Subsurface Transport of As, Se, Cu, and Pb Contaminants in Association with Soil and Biosolid Nano- and Macro- Colloid Fractions

This study investigated the potential of nanocolloid and macrocolloid fractions separated from selected soils and biosolids to co-transport two anionic (Se, As) and two cationic (Cu, Pb) contaminants through intact soil monoliths. The soil colloids represented smectitic, kaolinitic, and mixed mineralogical compositions while the biosolid colloids were derived from an aerobically digested municipal sewage sludge. Selected characterizations of the colloids included particle size (DLS, TEM, SEM), SA, settling stability, EC, pH, CEC, OC, zeta potential, Kf, and mineralogy.
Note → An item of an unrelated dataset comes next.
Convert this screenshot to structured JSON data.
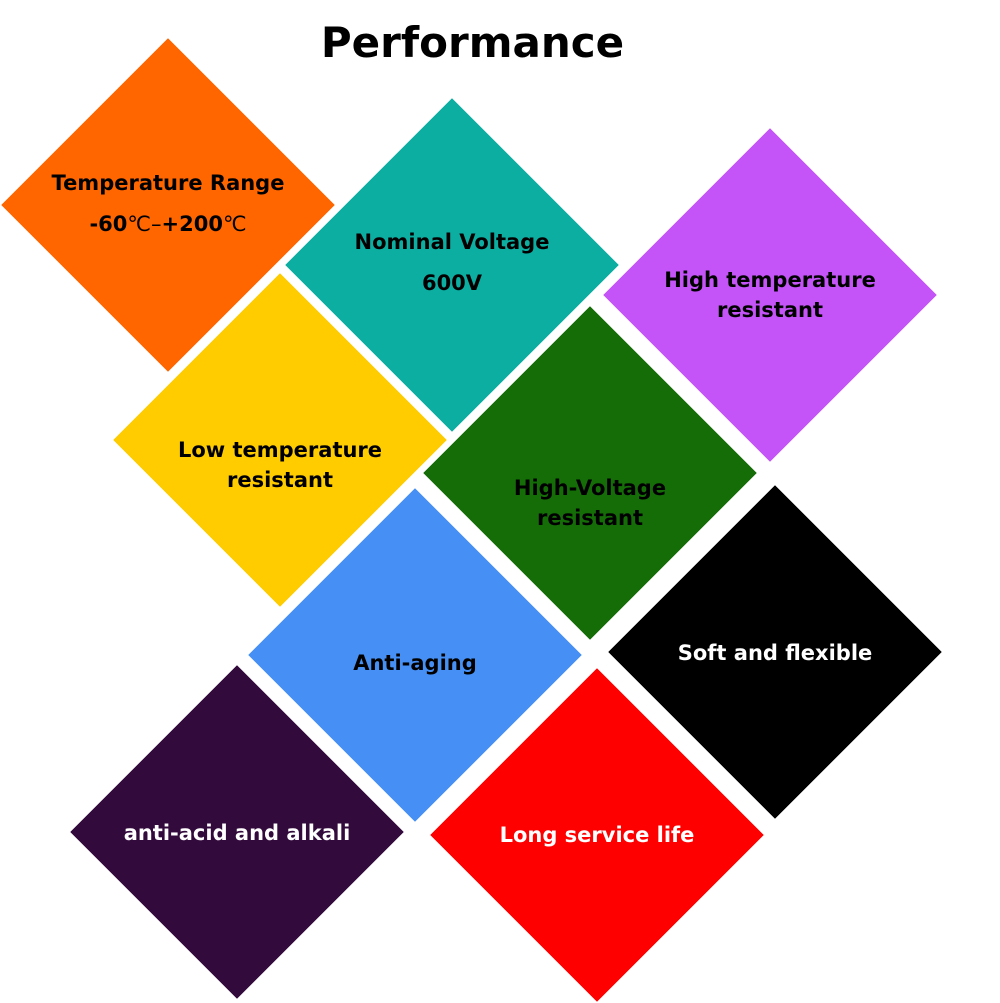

Leaching experiments involved the elution of nano- and macrocolloid suspensions mixed with 2 mg L-1 contaminants through soil monoliths during a four pore volume leaching cycle. In spite of similar contaminant sorption affinities and notable nanocluster formation during the transport, nanocolloids were eluted in greater quantities than macrocolloids and co-transported higher metal contaminant loads for both anionic and cationic contaminants. Significantly higher contaminant loads were mobilized in association with the colloids over the control contaminant solution, with soluble forms dominating the anionic and colloid-bound forms the cationic contaminants. The enhanced elution of both soluble and sorbed contaminant loads in the presence of nanocolloids is attributed to preferential flow, size exclusion and ion exclusion mechanisms. The findings of this study emphasize the importance of considering multiple physicochemical and mineralogical parameters in contaminant transport models in order to accurately assess environmental pollution risks and develop efficient remediation strategies.